Amy Boimare can relate. The 61-year-old registered nurse in Biloxi, Mississippi, contracted GBS in 1999 and has since dealt with slowly diminishing symptoms of post-traumatic stress disorder, which LaRocco has also experienced. “Most people with GBS have had a near-death experience,” Boimare says. For Denise Bradshaw, a business analysit in Omaha, Nebraska, who was diagnosed with GBS in 2011, the condition continues to affect her wallet (health care costs and foods and supplements to manage pain and other lingering symptoms add up), energy level and social life. “You make plans for the weekend, but then wake up that day in either so much pain or fatigue you can’t really manage, so you cancel plans,” she says. Plus, she adds, “People don’t believe you are ‘really sick,’ because I look fine.”

Such lingering symptoms are a big reason Gorson says it’s critical to seek care from a neurologist at a major medical center that’s experienced in caring for GBS patients. “It’s the complications of this disease that cause prolonged hospitalization and increased morbidity and mortality,” he says.

[See: 10 Lessons From Empowered Patients.]

LaRocco knows he’s lucky.

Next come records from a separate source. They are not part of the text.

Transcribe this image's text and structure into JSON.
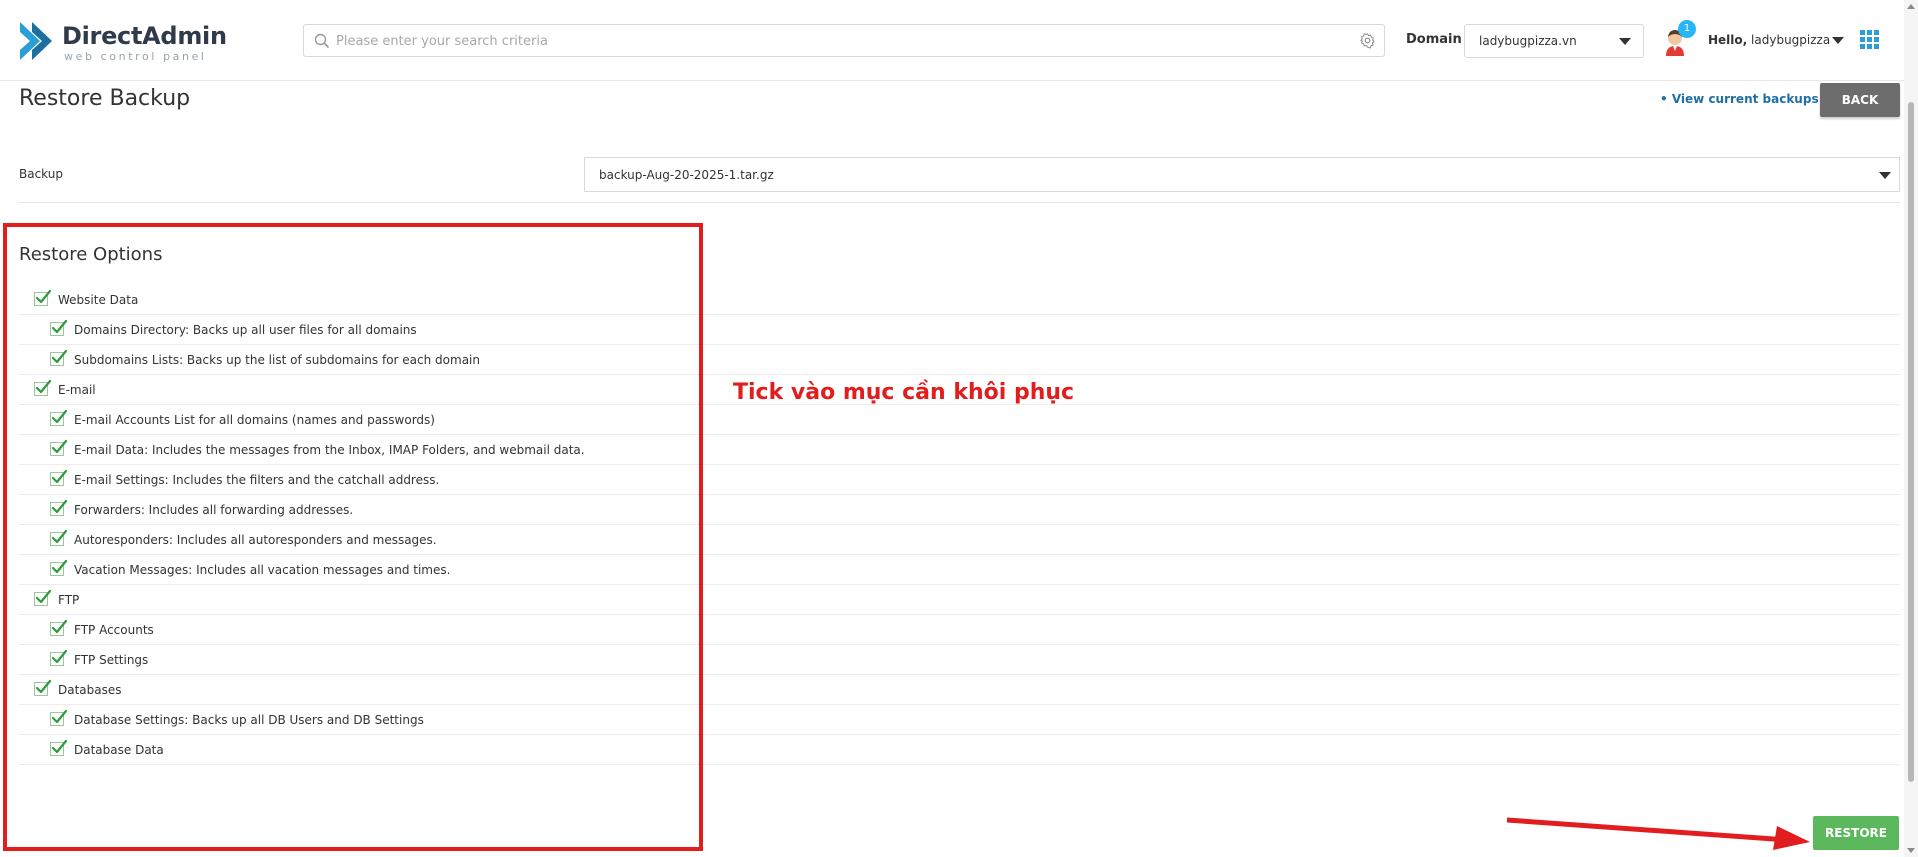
{
  "brand": {
    "title": "DirectAdmin",
    "subtitle": "web control panel"
  },
  "search": {
    "placeholder": "Please enter your search criteria"
  },
  "domain": {
    "label": "Domain",
    "selected": "ladybugpizza.vn"
  },
  "user": {
    "greeting": "Hello,",
    "name": "ladybugpizza",
    "notifications": "1"
  },
  "page": {
    "title": "Restore Backup",
    "view_backups_link": "• View current backups",
    "back_button": "BACK"
  },
  "backup": {
    "label": "Backup",
    "selected": "backup-Aug-20-2025-1.tar.gz"
  },
  "restore_options": {
    "title": "Restore Options",
    "items": [
      {
        "label": "Website Data",
        "checked": true,
        "level": 0
      },
      {
        "label": "Domains Directory: Backs up all user files for all domains",
        "checked": true,
        "level": 1
      },
      {
        "label": "Subdomains Lists: Backs up the list of subdomains for each domain",
        "checked": true,
        "level": 1
      },
      {
        "label": "E-mail",
        "checked": true,
        "level": 0
      },
      {
        "label": "E-mail Accounts List for all domains (names and passwords)",
        "checked": true,
        "level": 1
      },
      {
        "label": "E-mail Data: Includes the messages from the Inbox, IMAP Folders, and webmail data.",
        "checked": true,
        "level": 1
      },
      {
        "label": "E-mail Settings: Includes the filters and the catchall address.",
        "checked": true,
        "level": 1
      },
      {
        "label": "Forwarders: Includes all forwarding addresses.",
        "checked": true,
        "level": 1
      },
      {
        "label": "Autoresponders: Includes all autoresponders and messages.",
        "checked": true,
        "level": 1
      },
      {
        "label": "Vacation Messages: Includes all vacation messages and times.",
        "checked": true,
        "level": 1
      },
      {
        "label": "FTP",
        "checked": true,
        "level": 0
      },
      {
        "label": "FTP Accounts",
        "checked": true,
        "level": 1
      },
      {
        "label": "FTP Settings",
        "checked": true,
        "level": 1
      },
      {
        "label": "Databases",
        "checked": true,
        "level": 0
      },
      {
        "label": "Database Settings: Backs up all DB Users and DB Settings",
        "checked": true,
        "level": 1
      },
      {
        "label": "Database Data",
        "checked": true,
        "level": 1
      }
    ]
  },
  "annotation": {
    "note": "Tick vào mục cần khôi phục",
    "color": "#e11d1d"
  },
  "actions": {
    "restore_button": "RESTORE"
  },
  "colors": {
    "accent": "#2a9fd6",
    "success": "#5cb85c",
    "back_button": "#6d6d6d"
  }
}
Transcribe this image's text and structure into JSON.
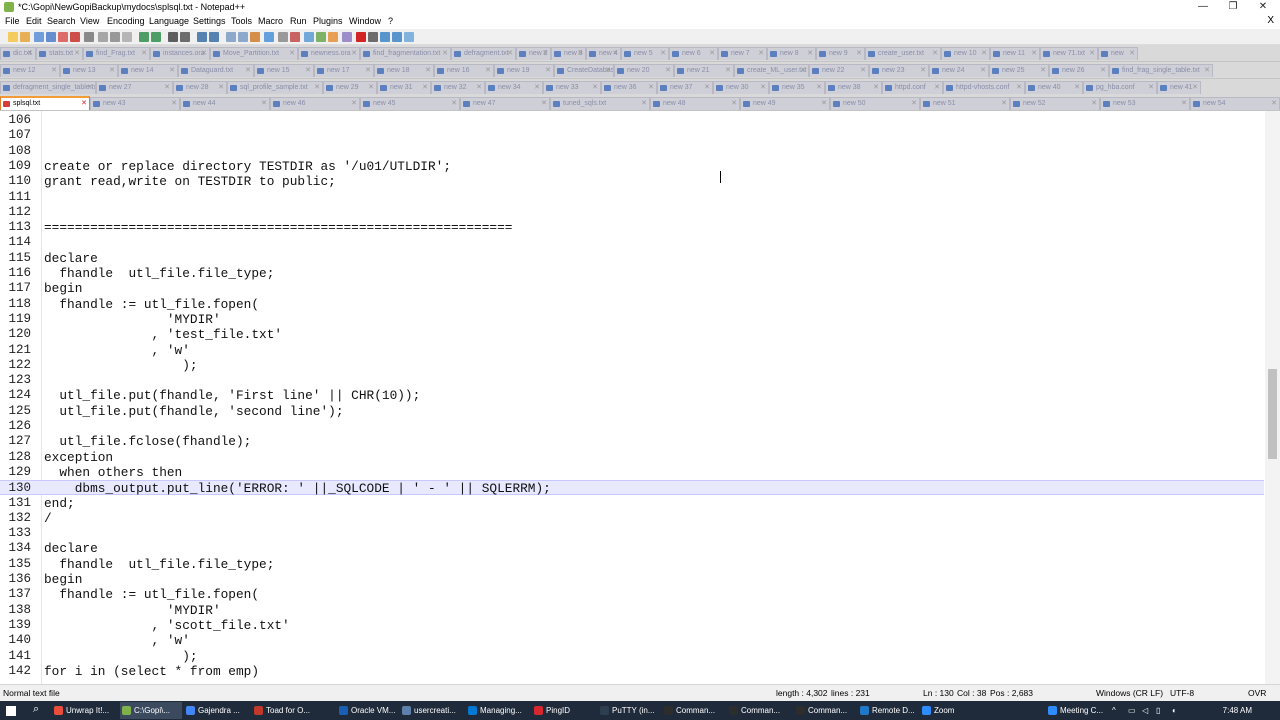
{
  "window": {
    "title": "*C:\\Gopi\\NewGopiBackup\\mydocs\\splsql.txt - Notepad++",
    "minimize": "—",
    "restore": "❐",
    "close": "✕"
  },
  "menu": [
    "File",
    "Edit",
    "Search",
    "View",
    "Encoding",
    "Language",
    "Settings",
    "Tools",
    "Macro",
    "Run",
    "Plugins",
    "Window",
    "?"
  ],
  "menu_close": "X",
  "toolbar_icons": [
    "new-file-icon",
    "open-file-icon",
    "save-icon",
    "save-all-icon",
    "close-icon",
    "close-all-icon",
    "print-icon",
    "cut-icon",
    "copy-icon",
    "paste-icon",
    "undo-icon",
    "redo-icon",
    "find-icon",
    "replace-icon",
    "zoom-in-icon",
    "zoom-out-icon",
    "sync-v-icon",
    "sync-h-icon",
    "word-wrap-icon",
    "show-all-icon",
    "indent-guide-icon",
    "udl-icon",
    "doc-map-icon",
    "function-list-icon",
    "folder-workspace-icon",
    "monitor-icon",
    "record-macro-icon",
    "stop-macro-icon",
    "play-macro-icon",
    "run-macro-icon",
    "save-macro-icon"
  ],
  "tabs_row1": [
    "dic.txt",
    "stats.txt",
    "find_Frag.txt",
    "instances.ora",
    "Move_Partition.txt",
    "newness.ora",
    "find_fragmentation.txt",
    "defragment.txt",
    "new 2",
    "new 3",
    "new 4",
    "new 5",
    "new 6",
    "new 7",
    "new 8",
    "new 9",
    "create_user.txt",
    "new 10",
    "new 11",
    "new 71.txt",
    "new"
  ],
  "tabs_row2": [
    "new 12",
    "new 13",
    "new 14",
    "Dataguard.txt",
    "new 15",
    "new 17",
    "new 18",
    "new 16",
    "new 19",
    "CreateDatabase.sh",
    "new 20",
    "new 21",
    "create_ML_user.txt",
    "new 22",
    "new 23",
    "new 24",
    "new 25",
    "new 26",
    "find_frag_single_table.txt"
  ],
  "tabs_row3": [
    "defragment_single_table.txt",
    "new 27",
    "new 28",
    "sql_profile_sample.txt",
    "new 29",
    "new 31",
    "new 32",
    "new 34",
    "new 33",
    "new 36",
    "new 37",
    "new 30",
    "new 35",
    "new 38",
    "httpd.conf",
    "httpd-vhosts.conf",
    "new 40",
    "pg_hba.conf",
    "new 41"
  ],
  "tabs_row4": [
    "splsql.txt",
    "new 43",
    "new 44",
    "new 46",
    "new 45",
    "new 47",
    "tuned_sqls.txt",
    "new 48",
    "new 49",
    "new 50",
    "new 51",
    "new 52",
    "new 53",
    "new 54"
  ],
  "active_tab": "splsql.txt",
  "lines": [
    {
      "n": "106",
      "text": ""
    },
    {
      "n": "107",
      "text": ""
    },
    {
      "n": "108",
      "text": ""
    },
    {
      "n": "109",
      "text": "create or replace directory TESTDIR as '/u01/UTLDIR';"
    },
    {
      "n": "110",
      "text": "grant read,write on TESTDIR to public;"
    },
    {
      "n": "111",
      "text": ""
    },
    {
      "n": "112",
      "text": ""
    },
    {
      "n": "113",
      "text": "============================================================="
    },
    {
      "n": "114",
      "text": ""
    },
    {
      "n": "115",
      "text": "declare"
    },
    {
      "n": "116",
      "text": "  fhandle  utl_file.file_type;"
    },
    {
      "n": "117",
      "text": "begin"
    },
    {
      "n": "118",
      "text": "  fhandle := utl_file.fopen("
    },
    {
      "n": "119",
      "text": "                'MYDIR'"
    },
    {
      "n": "120",
      "text": "              , 'test_file.txt'"
    },
    {
      "n": "121",
      "text": "              , 'w'"
    },
    {
      "n": "122",
      "text": "                  );"
    },
    {
      "n": "123",
      "text": ""
    },
    {
      "n": "124",
      "text": "  utl_file.put(fhandle, 'First line' || CHR(10));"
    },
    {
      "n": "125",
      "text": "  utl_file.put(fhandle, 'second line');"
    },
    {
      "n": "126",
      "text": ""
    },
    {
      "n": "127",
      "text": "  utl_file.fclose(fhandle);"
    },
    {
      "n": "128",
      "text": "exception"
    },
    {
      "n": "129",
      "text": "  when others then"
    },
    {
      "n": "130",
      "text": "    dbms_output.put_line('ERROR: ' ||_SQLCODE | ' - ' || SQLERRM);"
    },
    {
      "n": "131",
      "text": "end;"
    },
    {
      "n": "132",
      "text": "/"
    },
    {
      "n": "133",
      "text": ""
    },
    {
      "n": "134",
      "text": "declare"
    },
    {
      "n": "135",
      "text": "  fhandle  utl_file.file_type;"
    },
    {
      "n": "136",
      "text": "begin"
    },
    {
      "n": "137",
      "text": "  fhandle := utl_file.fopen("
    },
    {
      "n": "138",
      "text": "                'MYDIR'"
    },
    {
      "n": "139",
      "text": "              , 'scott_file.txt'"
    },
    {
      "n": "140",
      "text": "              , 'w'"
    },
    {
      "n": "141",
      "text": "                  );"
    },
    {
      "n": "142",
      "text": "for i in (select * from emp)"
    }
  ],
  "current_line": "130",
  "status": {
    "file_type": "Normal text file",
    "length": "length : 4,302",
    "lines": "lines : 231",
    "ln": "Ln : 130",
    "col": "Col : 38",
    "pos": "Pos : 2,683",
    "eol": "Windows (CR LF)",
    "encoding": "UTF-8",
    "mode": "OVR"
  },
  "taskbar": {
    "apps": [
      "Unwrap It!...",
      "C:\\Gopi\\...",
      "Gajendra ...",
      "Toad for O...",
      "Oracle VM...",
      "usercreati...",
      "Managing...",
      "PingID",
      "PuTTY (in...",
      "Comman...",
      "Comman...",
      "Comman...",
      "Remote D...",
      "Zoom",
      "Meeting C..."
    ],
    "clock": "7:48 AM"
  },
  "colors": {
    "active_tab_accent": "#f39c37",
    "current_line_bg": "#e8e8ff",
    "taskbar_bg": "#1f2a3a"
  }
}
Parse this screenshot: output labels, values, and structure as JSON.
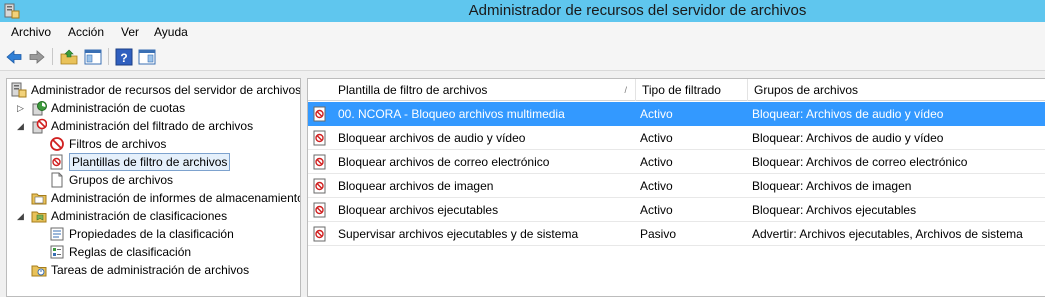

He had a strong support system in his wife and employer, who advocated for insurance coverage and proper follow-up care, and he received treatment at a reputable hospital. And although he continues to battle fatigue and a few sensory deficits, he can run, work and, importantly, play with his family (now a foursome) again. “There was life before GBS and life after GBS,” LaRocco says, citing his family’s trips to Thailand and Denmark as evidence of the why-not-now attitude they’ve adopted in the “after” phase. “We look at life differently and make sure [our daughters] do, too,” he says. “We’re having a lot of fun.”